I am currently studying Real Analysis by Folland and in a section on well-ordering he gives the following proof:
Proof of existence of countable set of ordinals
Essentially the proof proceeds as follows: We want to find an uncountable, well-ordered set $Q$ such that for each $q\in Q$, $I_q$ is countable. Here $I_q = \{p \in Q \mid p < q\}$ (i.e. the predecessors of $q$ in $Q$ wrt the well-ordering on $Q$)
- There exist uncountable well-ordered sets by the well-ordering principle
- Choose such a set, $X$. If $X$ has the property we are done.
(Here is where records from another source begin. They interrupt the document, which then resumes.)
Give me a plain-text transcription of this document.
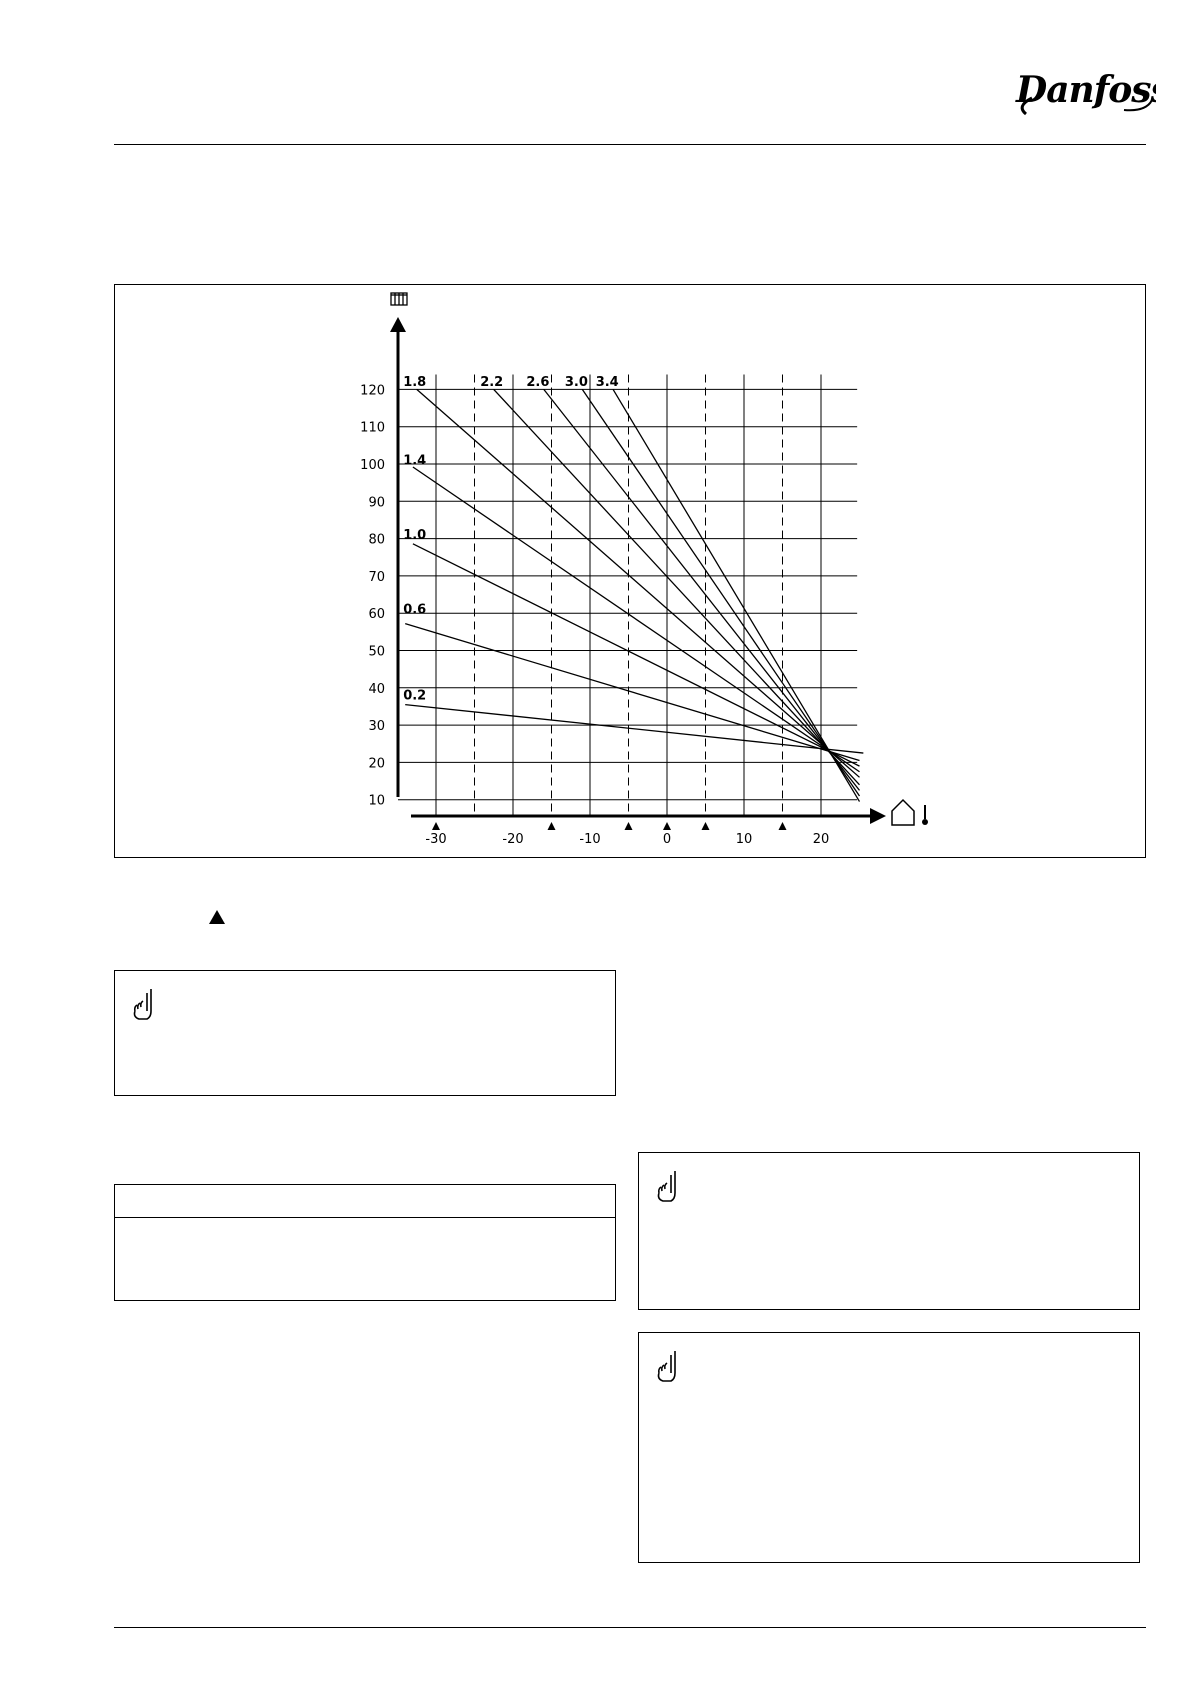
Danfoss
10
20
30
40
50
60
70
80
90
100
110
120
-30	-20	-10	0	10	20
0.2
0.6
1.0
1.4
1.8	2.2 2.6 3.0 3.4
- Otherwise, there is a minimal $x_0$ such that $I_{x_0}$ is uncountable, in which case $Q = I_{x_0}$
I am confused by step 3, if the set of predecessors of $x_0$ is uncountable how can the set of predecessors for any element of this set be countable? If I choose any element in $I_{x_0}$, it should have uncountably many predecessors right? Hence this set doesn't actually have the property we want?
I'm also quite confused at what it means to find a minimal element of an uncountable set. For instance if we consider the reals, $\mathbb R$, this is an uncountable set with a natural well-ordering, but it does not seem obvious to me that the notion of a "minimal" element makes any sense here, especially given that for all $x$ in $\mathbb R$, $I_x$ should be uncountable. (My logic here is that one can show an injection from $[0,1]$ to $\mathbb R$, hence any other bounded range I choose can be mapped to $\mathbb R$ as well and is therefore uncountable).